As I understand it the difference in total Carbon Stock per hectare between ourselves and the neighbour of 31.7 tonnes equates to approximately 52.6 tonnes of humus per hectare. This then enables us to store 210,000 litres more water per hectare than our neighbour. My observations which obviously are anecdotal suggest that our property has improved in resilience, biodiversity and productivity with each passing year and this must necessarily be so even if only because of our improved ability to store water. As an interesting aside we also received Colwell Phosphorous levels indicating more than 4x as much P in the top 10 cm and more than 2x as much in the next 10 cm as our neighbour (with no fertiliser applications!).
In summation I believe that Biodynamics is superbly suited to restoring soil health in very badly degraded environments. The results from the SCaRPtesting demonstrate this but our own experience more than corroborates the above statement. A gardening client of mine remarked “if you can achieve that at Tingha you could green the desert”.
I will be forever grateful to Biodynamic Agriculture Australia for helping educate us and for making available preparations for people such as us to purchase.
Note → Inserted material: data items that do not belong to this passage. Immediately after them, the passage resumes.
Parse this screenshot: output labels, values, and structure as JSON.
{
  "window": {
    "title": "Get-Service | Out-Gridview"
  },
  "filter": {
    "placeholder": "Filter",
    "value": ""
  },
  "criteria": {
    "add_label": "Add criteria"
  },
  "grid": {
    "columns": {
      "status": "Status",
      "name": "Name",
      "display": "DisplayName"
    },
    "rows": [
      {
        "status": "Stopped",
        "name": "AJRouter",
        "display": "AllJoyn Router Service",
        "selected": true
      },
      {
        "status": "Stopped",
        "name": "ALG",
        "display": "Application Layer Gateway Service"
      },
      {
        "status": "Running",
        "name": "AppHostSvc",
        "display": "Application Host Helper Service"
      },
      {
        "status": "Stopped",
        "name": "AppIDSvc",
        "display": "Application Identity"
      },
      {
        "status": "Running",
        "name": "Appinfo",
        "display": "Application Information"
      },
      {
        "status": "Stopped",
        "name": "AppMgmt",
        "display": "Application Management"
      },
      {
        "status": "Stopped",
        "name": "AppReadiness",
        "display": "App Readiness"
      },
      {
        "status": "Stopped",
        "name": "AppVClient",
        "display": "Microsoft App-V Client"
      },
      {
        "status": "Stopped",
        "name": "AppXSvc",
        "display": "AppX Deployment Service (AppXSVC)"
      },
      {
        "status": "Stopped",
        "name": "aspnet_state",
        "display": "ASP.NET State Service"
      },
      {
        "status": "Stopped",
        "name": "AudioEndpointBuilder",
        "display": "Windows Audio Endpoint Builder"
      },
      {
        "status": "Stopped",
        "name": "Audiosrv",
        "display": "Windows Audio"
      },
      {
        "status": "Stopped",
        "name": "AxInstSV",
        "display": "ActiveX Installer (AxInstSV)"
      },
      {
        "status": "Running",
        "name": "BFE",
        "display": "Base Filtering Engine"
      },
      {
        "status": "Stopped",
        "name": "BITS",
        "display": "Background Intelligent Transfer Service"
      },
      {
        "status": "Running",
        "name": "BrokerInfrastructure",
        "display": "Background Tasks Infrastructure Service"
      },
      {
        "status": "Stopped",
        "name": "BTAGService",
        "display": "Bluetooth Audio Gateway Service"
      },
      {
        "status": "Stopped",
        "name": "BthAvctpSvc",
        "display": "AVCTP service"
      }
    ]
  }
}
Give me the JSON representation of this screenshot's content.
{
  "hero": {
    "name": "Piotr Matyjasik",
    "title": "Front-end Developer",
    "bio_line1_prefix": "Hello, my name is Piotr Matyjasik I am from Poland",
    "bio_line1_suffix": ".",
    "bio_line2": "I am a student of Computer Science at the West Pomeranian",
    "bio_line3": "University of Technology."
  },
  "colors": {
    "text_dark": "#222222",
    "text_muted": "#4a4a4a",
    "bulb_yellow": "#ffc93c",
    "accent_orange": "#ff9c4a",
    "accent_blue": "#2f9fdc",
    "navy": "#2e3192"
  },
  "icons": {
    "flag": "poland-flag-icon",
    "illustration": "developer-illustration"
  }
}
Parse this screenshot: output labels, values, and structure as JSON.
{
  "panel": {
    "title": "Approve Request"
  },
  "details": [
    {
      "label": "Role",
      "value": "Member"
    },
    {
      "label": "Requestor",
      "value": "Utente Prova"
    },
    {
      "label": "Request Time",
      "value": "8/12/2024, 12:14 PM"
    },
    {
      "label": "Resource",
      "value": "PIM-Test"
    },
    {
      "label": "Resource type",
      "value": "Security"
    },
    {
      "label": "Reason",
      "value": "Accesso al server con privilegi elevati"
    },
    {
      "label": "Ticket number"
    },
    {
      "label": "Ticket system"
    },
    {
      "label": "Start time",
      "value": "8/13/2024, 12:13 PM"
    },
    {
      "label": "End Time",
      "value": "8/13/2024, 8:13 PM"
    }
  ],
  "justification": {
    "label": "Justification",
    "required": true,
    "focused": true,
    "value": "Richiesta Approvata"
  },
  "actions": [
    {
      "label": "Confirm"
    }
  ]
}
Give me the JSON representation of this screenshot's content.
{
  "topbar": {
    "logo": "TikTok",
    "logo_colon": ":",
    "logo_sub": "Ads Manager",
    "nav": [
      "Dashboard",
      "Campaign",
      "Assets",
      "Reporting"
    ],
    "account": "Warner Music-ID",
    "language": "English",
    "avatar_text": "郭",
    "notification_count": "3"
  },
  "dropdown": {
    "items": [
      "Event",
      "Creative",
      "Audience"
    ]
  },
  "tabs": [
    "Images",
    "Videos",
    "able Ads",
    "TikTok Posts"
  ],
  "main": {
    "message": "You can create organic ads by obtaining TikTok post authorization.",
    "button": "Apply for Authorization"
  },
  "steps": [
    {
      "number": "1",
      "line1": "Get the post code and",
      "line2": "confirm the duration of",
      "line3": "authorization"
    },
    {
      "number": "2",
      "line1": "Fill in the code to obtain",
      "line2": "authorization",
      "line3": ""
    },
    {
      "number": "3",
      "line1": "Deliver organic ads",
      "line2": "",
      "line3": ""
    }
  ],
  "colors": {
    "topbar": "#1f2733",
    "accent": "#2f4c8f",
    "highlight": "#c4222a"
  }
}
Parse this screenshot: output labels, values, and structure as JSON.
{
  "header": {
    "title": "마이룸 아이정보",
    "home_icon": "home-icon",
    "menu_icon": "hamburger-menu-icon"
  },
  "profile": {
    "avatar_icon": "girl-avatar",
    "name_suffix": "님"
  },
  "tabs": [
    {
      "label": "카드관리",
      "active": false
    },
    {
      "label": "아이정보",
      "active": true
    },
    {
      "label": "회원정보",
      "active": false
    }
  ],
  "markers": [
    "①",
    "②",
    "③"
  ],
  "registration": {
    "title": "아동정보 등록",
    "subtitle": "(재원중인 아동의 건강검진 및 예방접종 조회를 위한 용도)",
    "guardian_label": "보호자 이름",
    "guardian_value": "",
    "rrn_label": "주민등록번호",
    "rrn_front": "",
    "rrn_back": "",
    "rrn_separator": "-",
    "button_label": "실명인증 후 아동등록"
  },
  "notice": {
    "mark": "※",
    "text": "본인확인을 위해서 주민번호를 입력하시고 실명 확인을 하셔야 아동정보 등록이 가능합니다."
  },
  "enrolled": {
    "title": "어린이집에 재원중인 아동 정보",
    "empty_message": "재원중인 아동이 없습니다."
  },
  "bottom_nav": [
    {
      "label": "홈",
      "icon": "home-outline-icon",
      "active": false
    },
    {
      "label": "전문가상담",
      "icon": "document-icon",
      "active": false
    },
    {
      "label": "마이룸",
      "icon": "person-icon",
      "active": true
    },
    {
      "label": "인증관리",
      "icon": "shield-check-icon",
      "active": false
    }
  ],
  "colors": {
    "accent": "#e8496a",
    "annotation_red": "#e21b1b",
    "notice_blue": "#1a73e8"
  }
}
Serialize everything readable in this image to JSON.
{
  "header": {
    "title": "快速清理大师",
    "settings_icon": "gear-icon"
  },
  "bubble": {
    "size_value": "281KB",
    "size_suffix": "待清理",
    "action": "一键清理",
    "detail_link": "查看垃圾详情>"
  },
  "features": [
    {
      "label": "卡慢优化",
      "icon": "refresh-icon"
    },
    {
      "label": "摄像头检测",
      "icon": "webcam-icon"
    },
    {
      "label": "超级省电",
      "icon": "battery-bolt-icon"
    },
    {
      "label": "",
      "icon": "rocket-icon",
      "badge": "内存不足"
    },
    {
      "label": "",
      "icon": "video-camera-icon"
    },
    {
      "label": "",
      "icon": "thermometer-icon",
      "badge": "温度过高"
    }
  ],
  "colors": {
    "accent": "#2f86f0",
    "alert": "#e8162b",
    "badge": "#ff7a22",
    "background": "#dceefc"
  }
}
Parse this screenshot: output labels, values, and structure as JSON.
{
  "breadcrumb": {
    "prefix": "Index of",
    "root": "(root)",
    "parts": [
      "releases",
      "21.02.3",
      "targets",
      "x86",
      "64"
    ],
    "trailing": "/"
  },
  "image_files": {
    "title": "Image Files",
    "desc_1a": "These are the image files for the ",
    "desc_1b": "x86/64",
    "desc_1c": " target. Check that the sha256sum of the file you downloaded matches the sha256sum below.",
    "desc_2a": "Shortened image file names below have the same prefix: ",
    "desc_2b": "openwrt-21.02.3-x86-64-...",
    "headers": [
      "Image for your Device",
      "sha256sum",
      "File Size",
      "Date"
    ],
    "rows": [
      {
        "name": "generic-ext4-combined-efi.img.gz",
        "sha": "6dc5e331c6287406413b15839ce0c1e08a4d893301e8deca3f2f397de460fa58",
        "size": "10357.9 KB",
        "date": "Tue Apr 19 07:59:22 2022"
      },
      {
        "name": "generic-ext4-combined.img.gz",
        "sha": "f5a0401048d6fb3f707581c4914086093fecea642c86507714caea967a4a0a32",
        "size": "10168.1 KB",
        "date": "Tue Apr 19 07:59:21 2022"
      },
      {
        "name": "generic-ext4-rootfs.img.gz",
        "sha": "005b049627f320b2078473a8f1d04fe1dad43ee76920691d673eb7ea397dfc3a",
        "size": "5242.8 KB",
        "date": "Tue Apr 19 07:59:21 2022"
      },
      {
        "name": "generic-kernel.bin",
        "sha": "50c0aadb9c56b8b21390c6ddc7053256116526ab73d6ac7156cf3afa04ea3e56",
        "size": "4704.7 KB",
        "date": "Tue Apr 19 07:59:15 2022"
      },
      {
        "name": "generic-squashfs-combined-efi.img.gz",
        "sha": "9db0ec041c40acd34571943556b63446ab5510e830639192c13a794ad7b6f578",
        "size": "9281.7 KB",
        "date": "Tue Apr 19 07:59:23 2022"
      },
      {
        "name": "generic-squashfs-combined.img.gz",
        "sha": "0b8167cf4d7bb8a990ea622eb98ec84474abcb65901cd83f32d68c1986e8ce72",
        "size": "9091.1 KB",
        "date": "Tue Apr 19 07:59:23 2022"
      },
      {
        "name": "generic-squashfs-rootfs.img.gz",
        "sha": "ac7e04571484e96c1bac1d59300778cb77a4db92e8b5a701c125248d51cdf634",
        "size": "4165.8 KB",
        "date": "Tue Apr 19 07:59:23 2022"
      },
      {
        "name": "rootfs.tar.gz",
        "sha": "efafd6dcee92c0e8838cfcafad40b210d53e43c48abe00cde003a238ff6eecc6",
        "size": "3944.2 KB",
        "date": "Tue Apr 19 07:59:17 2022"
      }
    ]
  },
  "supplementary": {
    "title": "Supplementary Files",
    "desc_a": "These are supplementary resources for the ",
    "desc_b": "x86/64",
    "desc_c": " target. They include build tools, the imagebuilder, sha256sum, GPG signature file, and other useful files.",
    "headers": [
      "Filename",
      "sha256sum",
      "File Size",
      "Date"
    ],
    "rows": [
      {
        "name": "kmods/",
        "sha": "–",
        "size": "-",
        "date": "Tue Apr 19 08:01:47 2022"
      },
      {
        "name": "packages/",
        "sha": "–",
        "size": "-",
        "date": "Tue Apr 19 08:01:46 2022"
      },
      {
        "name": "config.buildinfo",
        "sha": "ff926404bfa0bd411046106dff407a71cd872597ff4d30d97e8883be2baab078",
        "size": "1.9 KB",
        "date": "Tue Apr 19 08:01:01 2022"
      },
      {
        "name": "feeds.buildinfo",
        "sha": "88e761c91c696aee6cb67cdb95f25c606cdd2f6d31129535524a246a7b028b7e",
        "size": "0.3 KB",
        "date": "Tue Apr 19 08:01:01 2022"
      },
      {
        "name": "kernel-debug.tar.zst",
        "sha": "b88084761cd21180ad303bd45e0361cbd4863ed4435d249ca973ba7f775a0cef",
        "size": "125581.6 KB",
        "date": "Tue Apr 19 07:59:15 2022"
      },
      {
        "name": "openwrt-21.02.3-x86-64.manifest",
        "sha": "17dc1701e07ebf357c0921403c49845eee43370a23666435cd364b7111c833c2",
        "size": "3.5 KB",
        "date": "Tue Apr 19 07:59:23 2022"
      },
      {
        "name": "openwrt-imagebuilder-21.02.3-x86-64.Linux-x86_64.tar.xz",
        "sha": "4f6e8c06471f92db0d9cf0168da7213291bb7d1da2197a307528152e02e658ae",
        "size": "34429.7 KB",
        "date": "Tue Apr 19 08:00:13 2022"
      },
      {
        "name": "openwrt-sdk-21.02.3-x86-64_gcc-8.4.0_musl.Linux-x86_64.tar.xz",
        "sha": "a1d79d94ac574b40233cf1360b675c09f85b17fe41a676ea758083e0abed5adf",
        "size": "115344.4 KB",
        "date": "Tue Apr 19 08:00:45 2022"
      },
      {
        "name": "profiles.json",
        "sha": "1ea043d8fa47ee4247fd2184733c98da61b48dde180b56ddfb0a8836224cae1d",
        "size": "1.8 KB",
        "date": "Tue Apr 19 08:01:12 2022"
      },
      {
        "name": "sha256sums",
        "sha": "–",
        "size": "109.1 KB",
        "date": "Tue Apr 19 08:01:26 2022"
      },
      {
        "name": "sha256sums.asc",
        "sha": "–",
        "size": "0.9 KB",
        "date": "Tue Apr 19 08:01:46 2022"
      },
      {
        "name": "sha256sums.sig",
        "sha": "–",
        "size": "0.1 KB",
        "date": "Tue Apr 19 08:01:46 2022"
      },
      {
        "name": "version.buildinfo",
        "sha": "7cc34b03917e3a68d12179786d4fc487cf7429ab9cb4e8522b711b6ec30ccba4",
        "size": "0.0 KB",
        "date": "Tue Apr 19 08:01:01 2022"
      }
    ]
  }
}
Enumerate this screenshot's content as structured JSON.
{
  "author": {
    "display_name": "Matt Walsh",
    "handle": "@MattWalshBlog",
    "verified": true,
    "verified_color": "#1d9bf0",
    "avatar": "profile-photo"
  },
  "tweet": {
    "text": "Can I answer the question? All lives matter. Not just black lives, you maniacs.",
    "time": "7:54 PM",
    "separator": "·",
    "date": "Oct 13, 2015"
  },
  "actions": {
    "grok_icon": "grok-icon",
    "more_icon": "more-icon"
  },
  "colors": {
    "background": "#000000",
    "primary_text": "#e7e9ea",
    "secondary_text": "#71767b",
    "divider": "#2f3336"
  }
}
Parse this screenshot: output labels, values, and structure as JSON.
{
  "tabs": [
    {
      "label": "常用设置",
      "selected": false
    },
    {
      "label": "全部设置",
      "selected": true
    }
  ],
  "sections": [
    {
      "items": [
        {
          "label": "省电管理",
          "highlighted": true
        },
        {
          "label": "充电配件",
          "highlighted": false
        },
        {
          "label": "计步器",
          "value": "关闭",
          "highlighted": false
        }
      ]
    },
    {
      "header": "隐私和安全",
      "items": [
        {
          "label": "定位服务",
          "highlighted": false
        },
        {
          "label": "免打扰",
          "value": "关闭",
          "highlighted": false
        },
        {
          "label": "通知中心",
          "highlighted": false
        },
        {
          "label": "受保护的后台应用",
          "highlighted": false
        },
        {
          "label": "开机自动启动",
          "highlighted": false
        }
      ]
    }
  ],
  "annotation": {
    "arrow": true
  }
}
We would dearly love at some stage to produce our own but circumstances have not readily permitted. We have only had breeding cattle the last two years and really feel that their dung would still not suffice to put down 500 as our soils are still so depleted – and as for an area of inherently high fertility to bury the horns – we would have to buy a new place! But the day is coming when we shall be able to make our own. In the meantime the process has only been possible because of this organisation.